# Next Syracuse, NY IASCA SQC Show?



## BowDown (Sep 24, 2009)

So when be it?


----------



## BowDown (Sep 24, 2009)

Canadian's... If we do something in January what works for you? 

Also 1x or 2x show? 2x is nice for points, but the entry fee will have to be higher.


----------



## benny (Apr 7, 2008)

Is IASCA even still around?


----------



## BowDown (Sep 24, 2009)

As of this posting anyways.
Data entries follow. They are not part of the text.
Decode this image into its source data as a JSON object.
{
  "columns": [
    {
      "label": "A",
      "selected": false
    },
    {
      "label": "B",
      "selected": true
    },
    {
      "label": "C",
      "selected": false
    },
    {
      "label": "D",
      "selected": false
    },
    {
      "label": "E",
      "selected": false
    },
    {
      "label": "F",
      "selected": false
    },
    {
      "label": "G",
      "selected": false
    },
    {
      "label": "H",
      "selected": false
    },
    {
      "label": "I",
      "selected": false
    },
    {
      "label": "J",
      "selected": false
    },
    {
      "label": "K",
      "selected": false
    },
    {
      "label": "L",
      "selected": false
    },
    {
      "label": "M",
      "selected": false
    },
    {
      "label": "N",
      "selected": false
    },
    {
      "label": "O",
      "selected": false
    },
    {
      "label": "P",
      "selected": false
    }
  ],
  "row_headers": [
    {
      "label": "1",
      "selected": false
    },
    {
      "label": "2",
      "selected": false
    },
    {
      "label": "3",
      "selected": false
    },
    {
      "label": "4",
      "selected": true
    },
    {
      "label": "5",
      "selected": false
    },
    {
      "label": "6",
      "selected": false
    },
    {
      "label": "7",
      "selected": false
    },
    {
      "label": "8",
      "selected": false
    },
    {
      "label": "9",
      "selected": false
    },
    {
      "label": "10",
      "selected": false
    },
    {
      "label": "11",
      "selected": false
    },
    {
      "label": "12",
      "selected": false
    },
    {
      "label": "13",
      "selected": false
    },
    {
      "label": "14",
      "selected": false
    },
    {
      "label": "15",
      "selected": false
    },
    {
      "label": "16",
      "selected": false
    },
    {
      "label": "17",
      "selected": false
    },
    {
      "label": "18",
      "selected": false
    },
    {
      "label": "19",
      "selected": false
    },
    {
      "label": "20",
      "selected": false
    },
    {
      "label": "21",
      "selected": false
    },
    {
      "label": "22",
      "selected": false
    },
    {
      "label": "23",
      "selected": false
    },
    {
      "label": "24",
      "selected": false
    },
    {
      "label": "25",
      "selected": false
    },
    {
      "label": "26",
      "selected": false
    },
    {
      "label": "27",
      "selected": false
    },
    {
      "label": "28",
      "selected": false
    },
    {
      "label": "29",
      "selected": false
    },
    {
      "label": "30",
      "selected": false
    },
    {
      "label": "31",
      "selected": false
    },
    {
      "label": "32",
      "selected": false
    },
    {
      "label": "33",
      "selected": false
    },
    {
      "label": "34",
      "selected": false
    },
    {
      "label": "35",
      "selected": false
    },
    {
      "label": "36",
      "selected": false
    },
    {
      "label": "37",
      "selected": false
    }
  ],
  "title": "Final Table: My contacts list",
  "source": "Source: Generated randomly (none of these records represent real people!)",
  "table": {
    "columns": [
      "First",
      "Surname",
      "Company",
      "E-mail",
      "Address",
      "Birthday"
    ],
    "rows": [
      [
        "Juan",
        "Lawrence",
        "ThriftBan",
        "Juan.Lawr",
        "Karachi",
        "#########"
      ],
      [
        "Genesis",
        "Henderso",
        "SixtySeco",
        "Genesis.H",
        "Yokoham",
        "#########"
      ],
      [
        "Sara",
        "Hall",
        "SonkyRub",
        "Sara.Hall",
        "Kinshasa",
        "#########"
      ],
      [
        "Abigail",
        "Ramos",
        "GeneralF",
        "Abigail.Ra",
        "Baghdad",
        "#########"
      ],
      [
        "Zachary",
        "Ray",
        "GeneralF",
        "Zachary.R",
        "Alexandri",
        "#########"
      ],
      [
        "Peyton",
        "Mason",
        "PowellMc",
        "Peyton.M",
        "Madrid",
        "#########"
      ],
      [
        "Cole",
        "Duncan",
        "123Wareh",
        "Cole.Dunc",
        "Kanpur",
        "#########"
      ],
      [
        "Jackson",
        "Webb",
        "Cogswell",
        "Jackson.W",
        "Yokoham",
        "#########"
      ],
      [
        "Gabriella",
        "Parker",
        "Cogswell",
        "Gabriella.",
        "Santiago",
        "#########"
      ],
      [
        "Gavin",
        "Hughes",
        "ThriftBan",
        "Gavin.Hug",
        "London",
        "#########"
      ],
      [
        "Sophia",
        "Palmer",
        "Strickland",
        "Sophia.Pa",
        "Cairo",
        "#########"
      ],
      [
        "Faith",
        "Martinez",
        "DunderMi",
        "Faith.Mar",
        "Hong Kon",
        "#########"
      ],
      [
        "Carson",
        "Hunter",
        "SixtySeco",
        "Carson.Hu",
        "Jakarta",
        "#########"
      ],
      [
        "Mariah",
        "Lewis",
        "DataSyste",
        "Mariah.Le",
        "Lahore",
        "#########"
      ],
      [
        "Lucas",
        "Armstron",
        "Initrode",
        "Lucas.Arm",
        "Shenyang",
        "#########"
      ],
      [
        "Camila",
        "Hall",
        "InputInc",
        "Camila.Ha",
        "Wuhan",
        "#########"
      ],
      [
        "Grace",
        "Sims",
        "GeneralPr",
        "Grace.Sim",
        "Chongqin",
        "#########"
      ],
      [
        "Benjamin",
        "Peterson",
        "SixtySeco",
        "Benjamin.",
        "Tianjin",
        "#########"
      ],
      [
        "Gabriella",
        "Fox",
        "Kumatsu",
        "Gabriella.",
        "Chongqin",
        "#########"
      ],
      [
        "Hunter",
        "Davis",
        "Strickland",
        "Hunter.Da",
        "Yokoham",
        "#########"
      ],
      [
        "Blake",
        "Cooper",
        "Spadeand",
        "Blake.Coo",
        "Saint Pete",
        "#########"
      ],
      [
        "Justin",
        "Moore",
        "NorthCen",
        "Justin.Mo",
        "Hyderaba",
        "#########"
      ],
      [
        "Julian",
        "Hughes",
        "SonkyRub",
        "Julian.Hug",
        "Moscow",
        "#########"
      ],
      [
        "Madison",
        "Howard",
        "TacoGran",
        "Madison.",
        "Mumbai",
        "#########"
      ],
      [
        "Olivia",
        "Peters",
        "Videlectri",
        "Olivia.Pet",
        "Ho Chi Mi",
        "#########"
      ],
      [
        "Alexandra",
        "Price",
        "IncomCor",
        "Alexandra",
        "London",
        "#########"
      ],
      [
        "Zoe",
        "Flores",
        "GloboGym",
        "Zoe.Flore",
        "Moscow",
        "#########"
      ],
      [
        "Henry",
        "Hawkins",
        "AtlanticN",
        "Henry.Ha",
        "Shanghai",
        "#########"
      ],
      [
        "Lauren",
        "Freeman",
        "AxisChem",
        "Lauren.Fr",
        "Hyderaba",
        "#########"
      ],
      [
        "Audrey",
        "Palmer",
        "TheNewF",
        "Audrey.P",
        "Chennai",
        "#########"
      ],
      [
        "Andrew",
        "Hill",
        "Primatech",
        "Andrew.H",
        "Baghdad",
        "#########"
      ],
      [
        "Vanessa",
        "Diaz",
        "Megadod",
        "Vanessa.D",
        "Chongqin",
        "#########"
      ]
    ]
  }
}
Lol



Posted from my Samsung Galaxy S III 32gb via tapatalk 2.


----------



## benny (Apr 7, 2008)

Bastards couldnt even get a show together in the president's home province. Im a little pisst still.


----------



## BowDown (Sep 24, 2009)

You should come to this one. Lol



Posted from my Samsung Galaxy S III 32gb via tapatalk 2.


----------



## benny (Apr 7, 2008)

Do I need a passport to come across at Ganonoque or Niagara? Been forever since Ive been cross-border. >11 years ago


----------



## BowDown (Sep 24, 2009)

Not sure. Maybe a Canadian can chime in. I know when I go to Canada I need a. Enhanced license or a passport. Not sure if it's the same. 



Posted from my Samsung Galaxy S III 32gb via tapatalk 2.


----------